Au total, 23 tonnes de gaz se sont échappées de la plate-forme en 48 heures, et la fuite, même si elle n'est pas encore colmatée, est «stable», selon Total.

Selon le porte-parole, il s'agit d'un condensat léger, qui devrait spontanément s'évaporer de la surface de l'eau. Un avion capable d'arroser la zone de dispersants est prêt à intervenir.

L'équipage d'n avion de surveillance a confirmé la présence d’irisations à proximité de la plate-forme. Selon le pétrogazier français, il s’agit de «boues de forage et/ou de produits légers associés au gaz représentant un volume actuellement estimé à environ 30 m3. Les premières indications montrent qu’il n’y pas d’impact significatif sur l’environnement et que l’utilisation de dispersant n’est pas nécessaire à ce stade. La compagnie Oil Spill Response Limited (OSRL) a été mobilisée et évalue la situation.»

En outre, «les risques d'explosion sont réduits, l'alimentation électrique ayant été coupée sur la plate-forme», même si le risque zéro n'existe pas, a assuré le porte-parole.

«Nous sommes presque sûrs que la fuite provient de la partie de la plate-forme située au-dessus du niveau de la mer, ce qui rendrait probablement plus faciles les opérations de réparation», a-t-il indiqué.

Interrogé sur la création d'un puits d'intervention, destiné à soulager la pression sur le puits principal, David Hainsworth, responsable Sécurité et environnement chez Total au Royaume-Uni, a estimé qu’une telle intervention pourrait prendre 6 mois.

Total a évacué les 238 personnes qui se trouvait sur sa plate-forme sur le champ Elgin dans la nuit de dimanche à lundi, et a coupé l'alimentation afin de limiter les risques d'explosion.

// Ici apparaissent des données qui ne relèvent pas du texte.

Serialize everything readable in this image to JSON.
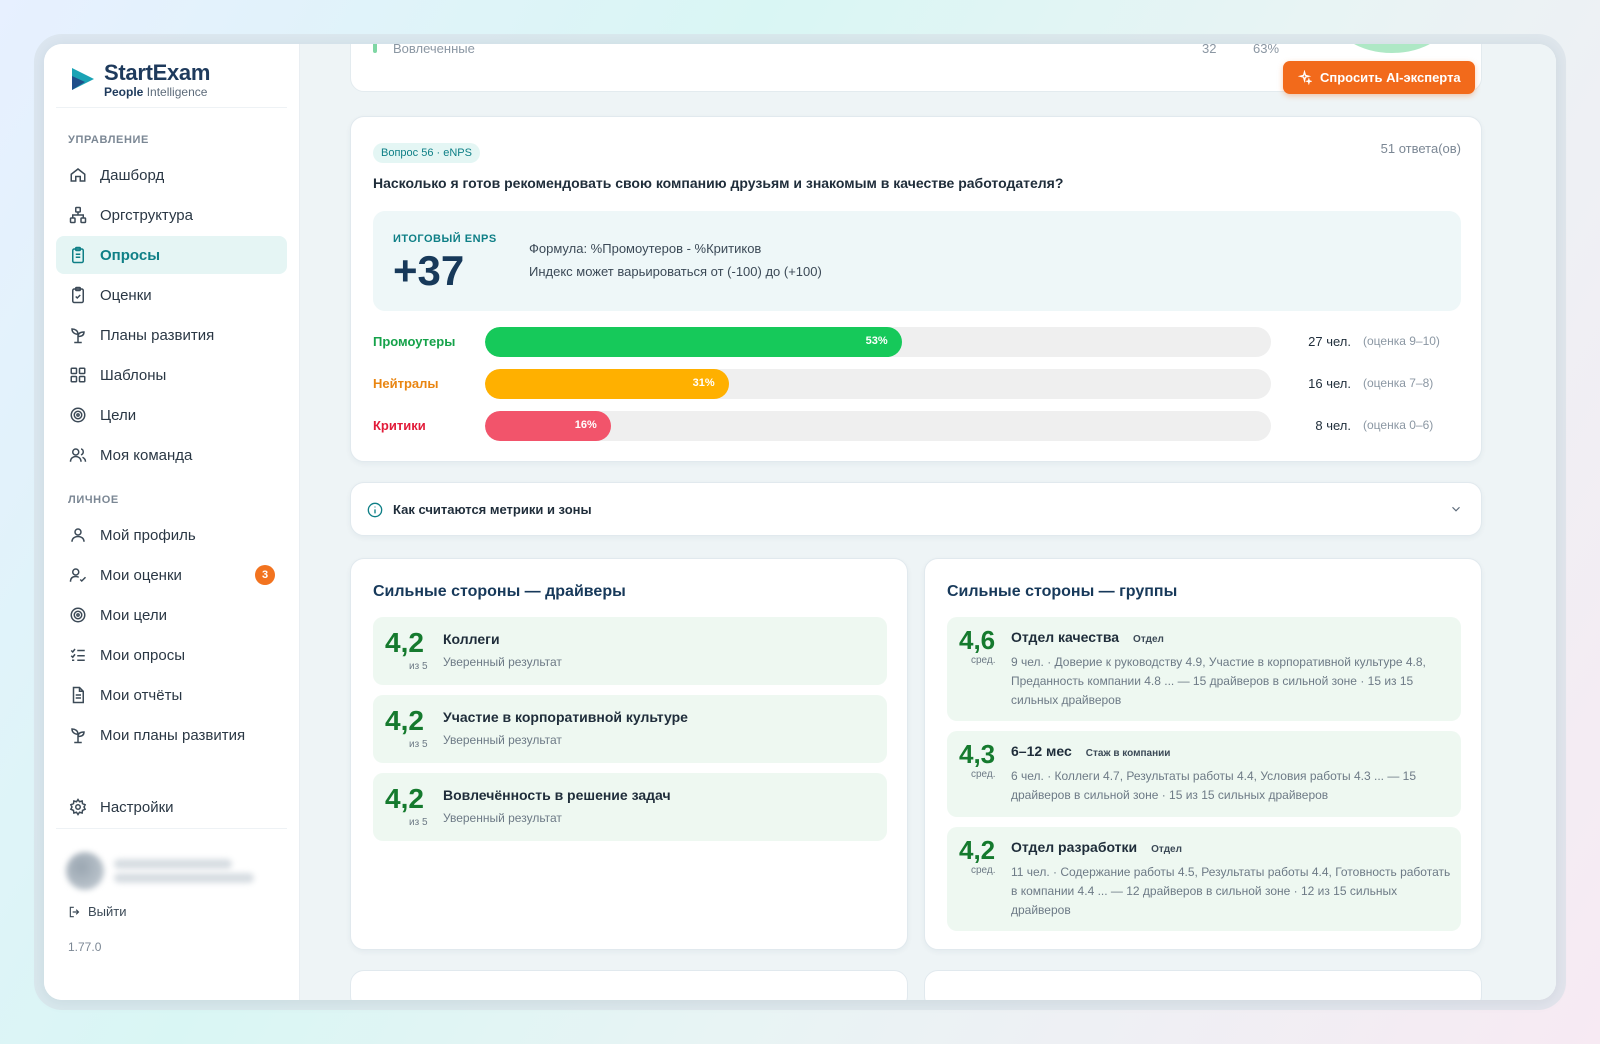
{
  "brand": {
    "name": "StartExam",
    "sub_bold": "People",
    "sub_light": "Intelligence"
  },
  "sidebar": {
    "section_manage": "Управление",
    "manage_items": [
      {
        "label": "Дашборд",
        "icon": "home-icon"
      },
      {
        "label": "Оргструктура",
        "icon": "org-structure-icon"
      },
      {
        "label": "Опросы",
        "icon": "clipboard-icon",
        "active": true
      },
      {
        "label": "Оценки",
        "icon": "clipboard-check-icon"
      },
      {
        "label": "Планы развития",
        "icon": "sprout-icon"
      },
      {
        "label": "Шаблоны",
        "icon": "grid-icon"
      },
      {
        "label": "Цели",
        "icon": "target-icon"
      },
      {
        "label": "Моя команда",
        "icon": "team-icon"
      }
    ],
    "section_personal": "Личное",
    "personal_items": [
      {
        "label": "Мой профиль",
        "icon": "user-icon"
      },
      {
        "label": "Мои оценки",
        "icon": "user-check-icon",
        "badge": "3"
      },
      {
        "label": "Мои цели",
        "icon": "target-icon"
      },
      {
        "label": "Мои опросы",
        "icon": "checklist-icon"
      },
      {
        "label": "Мои отчёты",
        "icon": "report-icon"
      },
      {
        "label": "Мои планы развития",
        "icon": "sprout-icon"
      }
    ],
    "settings_label": "Настройки",
    "logout_label": "Выйти",
    "version": "1.77.0"
  },
  "top_card": {
    "label": "Вовлеченные",
    "count": "32",
    "percent": "63%"
  },
  "ai_button": {
    "label": "Спросить AI-эксперта"
  },
  "enps": {
    "tag": "Вопрос 56 · eNPS",
    "answers": "51 ответа(ов)",
    "question": "Насколько я готов рекомендовать свою компанию друзьям и знакомым в качестве работодателя?",
    "score_label": "ИТОГОВЫЙ ENPS",
    "score_value": "+37",
    "formula": "Формула: %Промоутеров - %Критиков",
    "range_note": "Индекс может варьироваться от (-100) до (+100)",
    "rows": [
      {
        "label": "Промоутеры",
        "pct_text": "53%",
        "pct": 0.53,
        "count": "27 чел.",
        "range": "(оценка 9–10)",
        "color": "#16c95a",
        "label_color": "#15a24a"
      },
      {
        "label": "Нейтралы",
        "pct_text": "31%",
        "pct": 0.31,
        "count": "16 чел.",
        "range": "(оценка 7–8)",
        "color": "#ffb000",
        "label_color": "#e98511"
      },
      {
        "label": "Критики",
        "pct_text": "16%",
        "pct": 0.16,
        "count": "8 чел.",
        "range": "(оценка 0–6)",
        "color": "#f2546b",
        "label_color": "#e21c3a"
      }
    ]
  },
  "metrics_info": {
    "label": "Как считаются метрики и зоны"
  },
  "strong_drivers": {
    "title": "Сильные стороны — драйверы",
    "items": [
      {
        "score": "4,2",
        "sub": "из 5",
        "name": "Коллеги",
        "desc": "Уверенный результат"
      },
      {
        "score": "4,2",
        "sub": "из 5",
        "name": "Участие в корпоративной культуре",
        "desc": "Уверенный результат"
      },
      {
        "score": "4,2",
        "sub": "из 5",
        "name": "Вовлечённость в решение задач",
        "desc": "Уверенный результат"
      }
    ]
  },
  "strong_groups": {
    "title": "Сильные стороны — группы",
    "items": [
      {
        "score": "4,6",
        "sub": "сред.",
        "name": "Отдел качества",
        "tag": "Отдел",
        "desc": "9 чел. · Доверие к руководству 4.9, Участие в корпоративной культуре 4.8, Преданность компании 4.8 ... — 15 драйверов в сильной зоне · 15 из 15 сильных драйверов"
      },
      {
        "score": "4,3",
        "sub": "сред.",
        "name": "6–12 мес",
        "tag": "Стаж в компании",
        "desc": "6 чел. · Коллеги 4.7, Результаты работы 4.4, Условия работы 4.3 ... — 15 драйверов в сильной зоне · 15 из 15 сильных драйверов"
      },
      {
        "score": "4,2",
        "sub": "сред.",
        "name": "Отдел разработки",
        "tag": "Отдел",
        "desc": "11 чел. · Содержание работы 4.5, Результаты работы 4.4, Готовность работать в компании 4.4 ... — 12 драйверов в сильной зоне · 12 из 15 сильных драйверов"
      }
    ]
  },
  "colors": {
    "accent": "#0e7f86",
    "orange": "#f26a1b",
    "green_score": "#157a2e"
  }
}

Lundi, le groupe anglo-néerlandais Shell a évacué à son tour par précaution 85 personnes de sa plate-forme de Shearwater et du puits d'extraction de Hans Deul, situés à quelque 6 km de la station de Total.

La dernière catastrophe majeure en mer du Nord remonte à 1988, avec l'explosion de la plate-forme gazière Piper Alpha, appartenant à Occidental Petroleum, qui avait fait 167 morts.

A la bourse de Paris, le cours de l’action Total plongeait de plus de 6% cet après-midi, soit une baisse de 6 milliards de la valeur boursière du groupe.